Il découle de cette émergence du « fortement figuratif » à partir du « faiblement-narratif » le deuxième intérêt lié à l’emploi du concept proposé par Jacques Aumont : permettre la mise en évidence dans les films de la quatrième période d’un travail véritablement conjoint du narratif et du figuratif pour créer des effets de sens. Alain Masson rappelle que, en tant qu’art du récit, le cinéma a pour double enjeu celui de « former un récit » et celui de « figurer cette histoire » 505 . Par conséquent, loin de s’opposer en principe – même si dans les faits tous les jeux de tension et de contraste peuvent être supposés entre les deux domaines –, narration et figuration ont d’abord pour but de s’accorder dans le cinéma narratif : la transformation dont est porteur le récit doit se figurer. Or cet accord entre narratif et figuratif acquiert une importance accrue si l’on fait retour cette fois sur l’un des principes essentiels attachés à la notion de figura tel que l’enquête philologique d’Erich Auerbach le met en évidence : celui du changement et de la transformation. Erich Auerbach souligne en effet qu’avec la figura « l’idée […] de mouvance a marqué en permanence toute l’histoire de ce terme. » 506 Comparant, par exemple, le terme avec celui de skhèma qui lui fut un temps concurrent dans l’histoire de la langue il découvre que le « sens de forme dynamique n’est en aucun cas étranger à skhèma, mais figura accentue bien autrement cette composante de mouvement et de transformation. » 507 Ainsi, tout comme un récit ramené à son principe, la figura porte en elle la dynamique de la transformation. C’est bien la raison pour laquelle Emmanuelle André peut soutenir que « comprendre une œuvre, c’est suivre l’agencement dynamique des figures […], leurs fluctuations dans le temps, c’est aussi saisir les relations qui les unissent ou les séparent. » 508

Cette dynamique transformative qui caractérise tout autant la narration que la figurabilité trouve dans les films de la quatrième période avec la transformation des « entre deux personnes » centraux un terrain d’élection. L’extrême ténuité de la transformation narrative rend décisive la force de la transformation figurative. Narration et figuration s’épaulent pour signifier la transformation d’un rapport. Dans Le Vent de la nuit, le moment où Serge laisse le volant à Paul en arrêtant la Porsche rouge sur le bas côté d’une aire d’autoroute témoigne figurativement d’une transformation narrative [séq. 17]. Ce passage de relais au volant de cette voiture dit combien Serge est désormais non seulement prêt à faire confiance à Paul, mais qu’il s’inscrit peut-être dans la perspective éventuelle de pouvoir, un jour, lui céder sa place. Dans cette élaboration figurative, c’est donc aussi le thème narratif de la transmission qui résonne – cette transmission fût-elle incomplète et problématique comme suffit à en témoigner dans le plan suivant le fait que Serge assène à Paul de se contenter de conduire, quand celui-ci voudrait être initié au « pilotage ». Du point de vue du figurable, on est bien là, comme le souligne Charles Tesson 509 , dans un mode de figuration qui transforme l’anecdotique en symbole.

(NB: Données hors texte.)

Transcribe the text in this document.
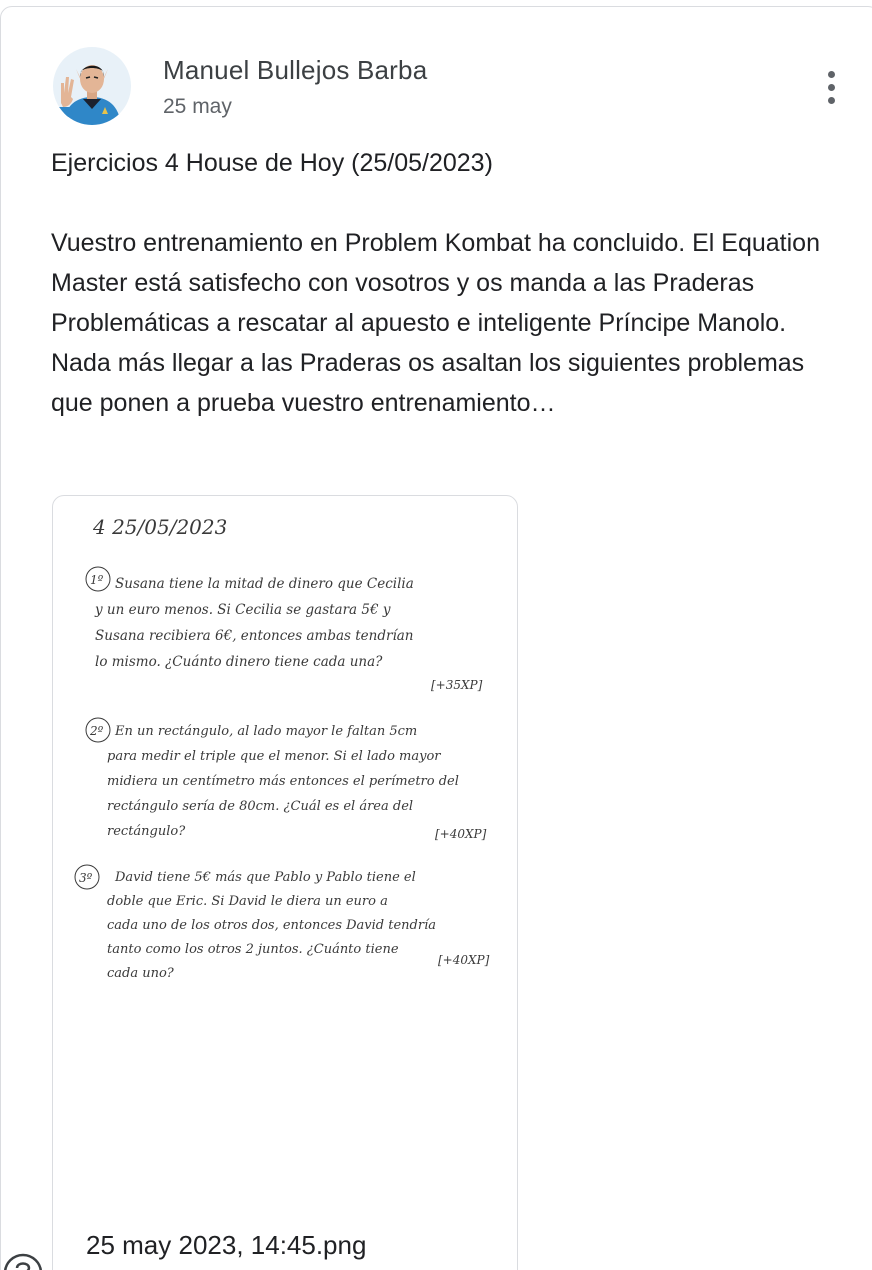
Manuel Bullejos Barba
25 may
Ejercicios 4 House de Hoy (25/05/2023)
Vuestro entrenamiento en Problem Kombat ha concluido. El Equation Master está satisfecho con vosotros y os manda a las Praderas Problemáticas a rescatar al apuesto e inteligente Príncipe Manolo. Nada más llegar a las Praderas os asaltan los siguientes problemas que ponen a prueba vuestro entrenamiento…
4 25/05/2023
1º
2º
3º
Susana tiene la mitad de dinero que Cecilia
y un euro menos. Si Cecilia se gastara 5€ y
Susana recibiera 6€, entonces ambas tendrían
lo mismo. ¿Cuánto dinero tiene cada una?
En un rectángulo, al lado mayor le faltan 5cm
para medir el triple que el menor. Si el lado mayor
midiera un centímetro más entonces el perímetro del
rectángulo sería de 80cm. ¿Cuál es el área del
rectángulo?
David tiene 5€ más que Pablo y Pablo tiene el
doble que Eric. Si David le diera un euro a
cada uno de los otros dos, entonces David tendría
tanto como los otros 2 juntos. ¿Cuánto tiene
cada uno?
[+35XP]
[+40XP]
[+40XP]
25 may 2023, 14:45.png
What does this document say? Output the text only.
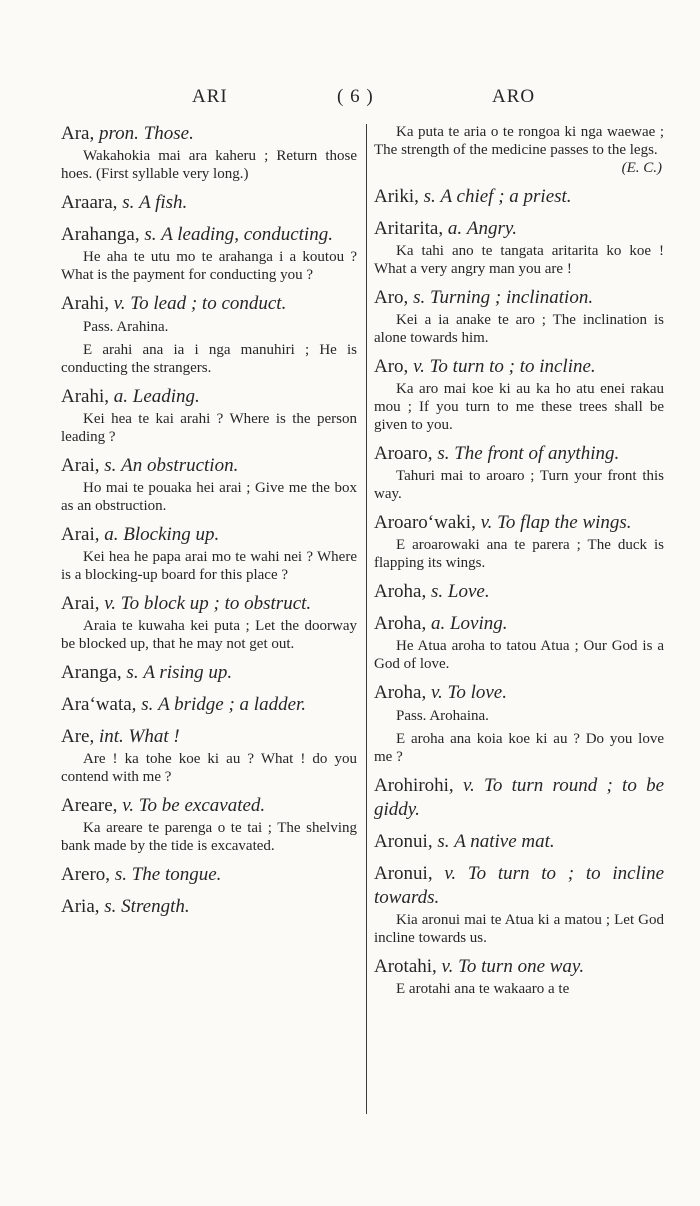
ARI	( 6 )	ARO
Ara, pron. Those.
Wakahokia mai ara kaheru ; Return those hoes. (First syllable very long.)
Araara, s. A fish.
Arahanga, s. A leading, conducting.
He aha te utu mo te arahanga i a koutou ? What is the payment for conducting you ?
Arahi, v. To lead ; to conduct.
Pass. Arahina.
E arahi ana ia i nga manuhiri ; He is conducting the strangers.
Arahi, a. Leading.
Kei hea te kai arahi ? Where is the person leading ?
Arai, s. An obstruction.
Ho mai te pouaka hei arai ; Give me the box as an obstruction.
Arai, a. Blocking up.
Kei hea he papa arai mo te wahi nei ? Where is a blocking-up board for this place ?
Arai, v. To block up ; to obstruct.
Araia te kuwaha kei puta ; Let the doorway be blocked up, that he may not get out.
Aranga, s. A rising up.
Ara‘wata, s. A bridge ; a ladder.
Are, int. What !
Are ! ka tohe koe ki au ? What ! do you contend with me ?
Areare, v. To be excavated.
Ka areare te parenga o te tai ; The shelving bank made by the tide is excavated.
Arero, s. The tongue.
Aria, s. Strength.
Ka puta te aria o te rongoa ki nga waewae ; The strength of the medicine passes to the legs.
(E. C.)
Ariki, s. A chief ; a priest.
Aritarita, a. Angry.
Ka tahi ano te tangata aritarita ko koe ! What a very angry man you are !
Aro, s. Turning ; inclination.
Kei a ia anake te aro ; The inclination is alone towards him.
Aro, v. To turn to ; to incline.
Ka aro mai koe ki au ka ho atu enei rakau mou ; If you turn to me these trees shall be given to you.
Aroaro, s. The front of anything.
Tahuri mai to aroaro ; Turn your front this way.
Aroaro‘waki, v. To flap the wings.
E aroarowaki ana te parera ; The duck is flapping its wings.
Aroha, s. Love.
Aroha, a. Loving.
He Atua aroha to tatou Atua ; Our God is a God of love.
Aroha, v. To love.
Pass. Arohaina.
E aroha ana koia koe ki au ? Do you love me ?
Arohirohi, v. To turn round ; to be giddy.
Aronui, s. A native mat.
Aronui, v. To turn to ; to incline towards.
Kia aronui mai te Atua ki a matou ; Let God incline towards us.
Arotahi, v. To turn one way.
E arotahi ana te wakaaro a te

Narration et figuration peuvent aussi se relayer, la transformation figurative pouvant anticiper sur la transformation narrative pour mieux la rendre explicite. Dans La Naissance de l’amour, nous avons insisté auparavant sur le changement d’âge du rapport entre Ulrika et Paul dans le second bloc séquentiel dans lequel apparaît ce couple. Or cette transformation du rapport, une différence figurative pouvait d’ores et déjà la laisser pressentir, n’imposant qu’avec plus d’évidence le tournant pris par ce couple dans la suite du film. Après la séquence de trampoline sur le lit, on retrouve Ulrika et Paul, endormis dans la pénombre de la chambre, blottis l’un contre l’autre : Ulrika et Paul sont tournés face vers la gauche, Ulrika se tenant de dos contre Paul. Dans le plan immédiatement suivant, au petit matin dans la chambre où règne cette fois la clarté, les positions d’Ulrika et Paul se sont inversées : c’est maintenant Paul qui est blotti de dos contre Ulrika, tous deux étant cette fois tournés face vers la droite du cadre [séq. 35 et séq. 36]. D’un plan à l’autre, un effet d’inversion est ainsi mis en scène dans lequel on peut voir une préfiguration de la transformation qui devient narrativement claire dans les séquences qui suivent [Planche XIII].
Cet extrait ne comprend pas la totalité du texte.